Prepare the garnishes:

  1. While the rice is steaming scrub the orange well. I scrub the orange with a very fine cheese grater to help remove the bitterness of the peel. Remove the peel in wide strips and remove almost all of the white pith, then shred finely. Cook the peel in plenty of water to remove the bitterness. Drain in a sieve and taste for bitterness. Repeat the boiling if it’s still too bitter and drain again. Rinse with cold water and return the peel to the saucepan. Add the sugar and stir. Only the water clinging to the peel will be enough to dissolve the sugar. Stir and cook for a couple of minutes. (If using dried slivered orange peel soak in cold water until the peel is reconstituted and use as fresh).
  2. Prepare the saffron according to the instructions in How to Use Saffron, the King of Spices. Set aside.
  3. Melt 1/3 of the butter in a small saucepan and cook the almond slivers for a couple of minutes. Remove from the pan and set aside.
  4. Prepare the pistachio slivers in the same way and set aside.
  5. Melt the remaining butter and briefly cook the barberries until they are shiny and puffed up. Be careful not to burn them. Set aside.
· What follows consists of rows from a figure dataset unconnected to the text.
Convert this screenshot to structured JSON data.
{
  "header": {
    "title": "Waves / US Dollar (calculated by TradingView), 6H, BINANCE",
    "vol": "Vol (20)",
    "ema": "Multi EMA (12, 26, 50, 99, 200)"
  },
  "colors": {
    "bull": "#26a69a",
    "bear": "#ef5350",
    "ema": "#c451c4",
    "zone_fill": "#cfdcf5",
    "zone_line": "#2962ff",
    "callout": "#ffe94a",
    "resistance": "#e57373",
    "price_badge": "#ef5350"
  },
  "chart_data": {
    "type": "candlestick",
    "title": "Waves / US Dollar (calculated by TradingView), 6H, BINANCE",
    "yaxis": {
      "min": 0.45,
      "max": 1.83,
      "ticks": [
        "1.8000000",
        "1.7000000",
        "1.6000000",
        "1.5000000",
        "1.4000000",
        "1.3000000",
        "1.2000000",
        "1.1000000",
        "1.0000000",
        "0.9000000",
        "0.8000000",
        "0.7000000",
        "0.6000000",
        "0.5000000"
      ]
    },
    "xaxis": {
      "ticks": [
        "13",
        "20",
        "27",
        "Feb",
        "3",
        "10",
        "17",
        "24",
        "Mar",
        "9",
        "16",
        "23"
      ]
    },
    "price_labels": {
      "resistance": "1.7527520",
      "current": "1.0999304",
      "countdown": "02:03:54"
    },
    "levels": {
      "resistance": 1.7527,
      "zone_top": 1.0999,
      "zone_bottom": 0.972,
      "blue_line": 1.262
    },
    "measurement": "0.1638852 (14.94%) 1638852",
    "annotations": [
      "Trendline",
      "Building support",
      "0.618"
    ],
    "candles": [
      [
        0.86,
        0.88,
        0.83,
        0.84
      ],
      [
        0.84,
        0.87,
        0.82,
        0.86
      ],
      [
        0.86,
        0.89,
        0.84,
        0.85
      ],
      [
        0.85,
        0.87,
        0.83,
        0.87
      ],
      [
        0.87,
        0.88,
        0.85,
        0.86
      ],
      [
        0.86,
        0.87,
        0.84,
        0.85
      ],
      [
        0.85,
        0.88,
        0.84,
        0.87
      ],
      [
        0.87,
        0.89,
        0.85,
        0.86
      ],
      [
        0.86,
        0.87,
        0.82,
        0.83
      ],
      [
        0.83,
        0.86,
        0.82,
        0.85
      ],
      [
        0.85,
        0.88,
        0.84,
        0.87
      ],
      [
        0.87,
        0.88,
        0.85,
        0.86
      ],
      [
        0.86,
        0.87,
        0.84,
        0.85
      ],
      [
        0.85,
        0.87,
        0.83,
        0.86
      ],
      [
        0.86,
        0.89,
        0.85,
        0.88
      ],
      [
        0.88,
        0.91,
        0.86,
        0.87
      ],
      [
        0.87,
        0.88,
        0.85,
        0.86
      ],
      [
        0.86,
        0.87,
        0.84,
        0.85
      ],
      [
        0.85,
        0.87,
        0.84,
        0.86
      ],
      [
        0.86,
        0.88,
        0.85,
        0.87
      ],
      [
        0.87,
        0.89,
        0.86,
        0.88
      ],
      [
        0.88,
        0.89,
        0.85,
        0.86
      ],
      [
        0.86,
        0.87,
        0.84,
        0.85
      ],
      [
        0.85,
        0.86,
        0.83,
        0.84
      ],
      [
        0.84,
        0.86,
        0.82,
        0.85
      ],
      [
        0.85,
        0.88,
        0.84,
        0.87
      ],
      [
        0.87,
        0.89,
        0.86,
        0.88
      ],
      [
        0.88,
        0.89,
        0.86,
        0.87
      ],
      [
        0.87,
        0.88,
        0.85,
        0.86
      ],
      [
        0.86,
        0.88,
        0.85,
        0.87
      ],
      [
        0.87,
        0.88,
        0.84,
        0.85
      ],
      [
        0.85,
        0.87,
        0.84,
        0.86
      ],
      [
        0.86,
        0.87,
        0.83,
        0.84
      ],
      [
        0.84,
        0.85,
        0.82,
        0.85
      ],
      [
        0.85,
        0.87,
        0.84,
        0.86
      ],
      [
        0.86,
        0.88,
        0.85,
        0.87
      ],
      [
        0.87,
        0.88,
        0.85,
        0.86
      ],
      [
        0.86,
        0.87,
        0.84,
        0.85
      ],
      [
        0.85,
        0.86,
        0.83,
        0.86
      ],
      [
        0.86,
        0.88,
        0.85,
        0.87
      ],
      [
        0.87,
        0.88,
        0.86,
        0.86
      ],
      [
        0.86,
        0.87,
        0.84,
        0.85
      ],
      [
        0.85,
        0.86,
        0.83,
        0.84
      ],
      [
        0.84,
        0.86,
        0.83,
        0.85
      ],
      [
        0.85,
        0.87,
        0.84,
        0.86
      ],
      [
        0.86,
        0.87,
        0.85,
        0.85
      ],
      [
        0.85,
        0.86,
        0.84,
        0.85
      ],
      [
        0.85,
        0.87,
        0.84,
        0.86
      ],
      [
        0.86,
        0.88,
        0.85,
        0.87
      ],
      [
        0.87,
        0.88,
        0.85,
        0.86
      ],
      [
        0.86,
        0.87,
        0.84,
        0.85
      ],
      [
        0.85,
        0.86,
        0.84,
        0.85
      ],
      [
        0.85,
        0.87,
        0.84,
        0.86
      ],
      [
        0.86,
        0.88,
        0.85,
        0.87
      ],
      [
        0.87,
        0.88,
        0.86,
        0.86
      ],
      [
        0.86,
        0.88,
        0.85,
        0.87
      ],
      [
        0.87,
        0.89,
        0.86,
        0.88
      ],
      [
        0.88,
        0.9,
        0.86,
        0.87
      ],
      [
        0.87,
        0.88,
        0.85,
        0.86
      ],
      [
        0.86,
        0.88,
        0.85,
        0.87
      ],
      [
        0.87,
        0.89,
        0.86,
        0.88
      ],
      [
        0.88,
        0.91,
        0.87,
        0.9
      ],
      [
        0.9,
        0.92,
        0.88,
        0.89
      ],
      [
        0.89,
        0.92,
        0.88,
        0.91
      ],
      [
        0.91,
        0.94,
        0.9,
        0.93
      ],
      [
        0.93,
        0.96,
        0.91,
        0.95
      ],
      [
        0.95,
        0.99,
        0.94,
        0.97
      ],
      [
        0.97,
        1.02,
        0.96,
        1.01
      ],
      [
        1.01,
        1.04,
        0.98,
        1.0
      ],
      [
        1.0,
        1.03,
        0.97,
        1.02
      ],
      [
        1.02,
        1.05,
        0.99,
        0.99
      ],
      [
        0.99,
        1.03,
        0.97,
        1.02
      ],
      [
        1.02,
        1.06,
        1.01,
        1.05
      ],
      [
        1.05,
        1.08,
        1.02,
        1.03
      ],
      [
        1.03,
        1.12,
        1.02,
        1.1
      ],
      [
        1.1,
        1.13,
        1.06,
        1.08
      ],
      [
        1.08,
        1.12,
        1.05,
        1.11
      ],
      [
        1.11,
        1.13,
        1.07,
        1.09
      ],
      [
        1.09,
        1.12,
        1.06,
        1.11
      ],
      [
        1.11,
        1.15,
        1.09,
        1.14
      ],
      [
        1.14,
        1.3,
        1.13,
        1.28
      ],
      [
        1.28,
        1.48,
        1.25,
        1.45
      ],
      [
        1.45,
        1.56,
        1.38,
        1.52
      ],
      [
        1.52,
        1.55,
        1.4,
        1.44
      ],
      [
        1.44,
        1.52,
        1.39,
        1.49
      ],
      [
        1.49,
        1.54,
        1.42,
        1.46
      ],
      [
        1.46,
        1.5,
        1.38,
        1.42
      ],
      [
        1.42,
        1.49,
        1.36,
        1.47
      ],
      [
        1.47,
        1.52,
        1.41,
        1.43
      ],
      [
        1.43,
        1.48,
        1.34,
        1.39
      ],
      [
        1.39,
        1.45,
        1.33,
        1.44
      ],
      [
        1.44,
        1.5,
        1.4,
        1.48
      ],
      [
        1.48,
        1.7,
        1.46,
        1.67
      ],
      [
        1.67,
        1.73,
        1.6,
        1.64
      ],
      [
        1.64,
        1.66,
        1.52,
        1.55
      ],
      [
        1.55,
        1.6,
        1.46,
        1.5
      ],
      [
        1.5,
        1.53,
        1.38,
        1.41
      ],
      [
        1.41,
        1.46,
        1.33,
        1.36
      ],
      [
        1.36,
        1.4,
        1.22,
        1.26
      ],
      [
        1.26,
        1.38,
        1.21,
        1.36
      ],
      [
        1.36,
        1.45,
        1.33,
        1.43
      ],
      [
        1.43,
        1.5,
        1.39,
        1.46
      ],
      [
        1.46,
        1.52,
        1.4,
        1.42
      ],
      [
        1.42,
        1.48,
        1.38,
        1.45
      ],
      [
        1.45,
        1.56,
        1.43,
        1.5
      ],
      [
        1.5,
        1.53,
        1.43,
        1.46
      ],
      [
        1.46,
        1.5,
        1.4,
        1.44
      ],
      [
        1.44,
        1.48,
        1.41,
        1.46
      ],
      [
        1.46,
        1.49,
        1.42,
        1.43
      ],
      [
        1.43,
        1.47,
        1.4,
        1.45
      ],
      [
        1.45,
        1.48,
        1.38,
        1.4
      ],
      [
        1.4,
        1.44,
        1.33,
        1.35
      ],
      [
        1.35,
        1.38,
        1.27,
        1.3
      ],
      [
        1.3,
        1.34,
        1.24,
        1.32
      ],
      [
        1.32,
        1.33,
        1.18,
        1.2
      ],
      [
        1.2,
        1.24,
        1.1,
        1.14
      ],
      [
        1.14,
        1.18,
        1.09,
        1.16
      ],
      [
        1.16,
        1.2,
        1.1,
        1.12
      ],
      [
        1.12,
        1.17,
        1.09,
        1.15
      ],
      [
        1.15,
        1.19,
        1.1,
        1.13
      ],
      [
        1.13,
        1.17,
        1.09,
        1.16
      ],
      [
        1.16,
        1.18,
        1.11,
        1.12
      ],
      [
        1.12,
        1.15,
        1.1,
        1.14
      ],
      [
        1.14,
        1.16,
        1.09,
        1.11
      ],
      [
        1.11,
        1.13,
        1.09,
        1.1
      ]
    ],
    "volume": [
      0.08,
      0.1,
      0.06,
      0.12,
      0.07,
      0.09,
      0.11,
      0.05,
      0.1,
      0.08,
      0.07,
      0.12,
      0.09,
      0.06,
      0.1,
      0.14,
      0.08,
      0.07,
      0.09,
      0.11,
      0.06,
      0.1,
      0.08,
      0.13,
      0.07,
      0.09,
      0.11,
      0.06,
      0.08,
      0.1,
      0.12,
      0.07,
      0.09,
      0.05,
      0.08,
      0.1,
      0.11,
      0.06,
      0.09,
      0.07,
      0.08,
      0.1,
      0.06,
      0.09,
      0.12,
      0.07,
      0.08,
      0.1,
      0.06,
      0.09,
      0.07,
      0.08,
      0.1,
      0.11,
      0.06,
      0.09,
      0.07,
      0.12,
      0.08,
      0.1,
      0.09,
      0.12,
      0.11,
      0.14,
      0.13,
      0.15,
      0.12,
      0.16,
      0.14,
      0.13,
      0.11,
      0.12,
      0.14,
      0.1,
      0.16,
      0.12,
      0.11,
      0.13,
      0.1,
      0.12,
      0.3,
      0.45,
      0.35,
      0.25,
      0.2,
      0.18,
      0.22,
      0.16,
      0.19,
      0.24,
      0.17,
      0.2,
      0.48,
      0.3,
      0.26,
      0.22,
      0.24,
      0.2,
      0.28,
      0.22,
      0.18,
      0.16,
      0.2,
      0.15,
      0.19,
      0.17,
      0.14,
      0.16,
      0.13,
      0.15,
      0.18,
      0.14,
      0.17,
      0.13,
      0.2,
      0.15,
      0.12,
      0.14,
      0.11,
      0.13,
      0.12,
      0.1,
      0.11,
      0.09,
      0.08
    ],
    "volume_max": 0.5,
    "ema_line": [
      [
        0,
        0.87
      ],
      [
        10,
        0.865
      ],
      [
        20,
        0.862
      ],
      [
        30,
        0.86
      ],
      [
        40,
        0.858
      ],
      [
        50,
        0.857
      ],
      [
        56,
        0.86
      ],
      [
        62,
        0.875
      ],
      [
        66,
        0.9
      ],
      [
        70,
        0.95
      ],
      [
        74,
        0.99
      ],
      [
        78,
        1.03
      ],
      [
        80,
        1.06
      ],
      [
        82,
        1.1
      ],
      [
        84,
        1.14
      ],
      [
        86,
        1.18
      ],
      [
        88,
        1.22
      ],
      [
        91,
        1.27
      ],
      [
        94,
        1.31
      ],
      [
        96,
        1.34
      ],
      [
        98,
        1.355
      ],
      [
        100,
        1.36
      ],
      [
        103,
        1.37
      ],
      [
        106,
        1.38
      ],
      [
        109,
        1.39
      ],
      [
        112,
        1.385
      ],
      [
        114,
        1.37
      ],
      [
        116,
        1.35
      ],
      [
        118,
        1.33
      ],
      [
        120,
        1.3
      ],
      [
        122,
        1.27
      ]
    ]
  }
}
Put the dish together when you are ready to serve:

  1. Put a few tablespoons of the rice in a bowl and mix with the prepared saffron.
  2. Put half of the remaining rice on a large plate. Spoon half of the cooked meat on the rice. Cover with the rest of the rice and shape into a mound. Put the potato slices (tahdig) from the bottom of the pot in another plate to serve separately.
  3. Garnish the top of the rice mound with the rest of the meat, saffron rice, slivered almonds, slivered pistachios, sweetened orange peel and barberries. Alternatively, mix the nuts, barberries and orange peel with saffron rice and scatter over the rice. Spoon the rest of the meat on the dish. Serve immediately.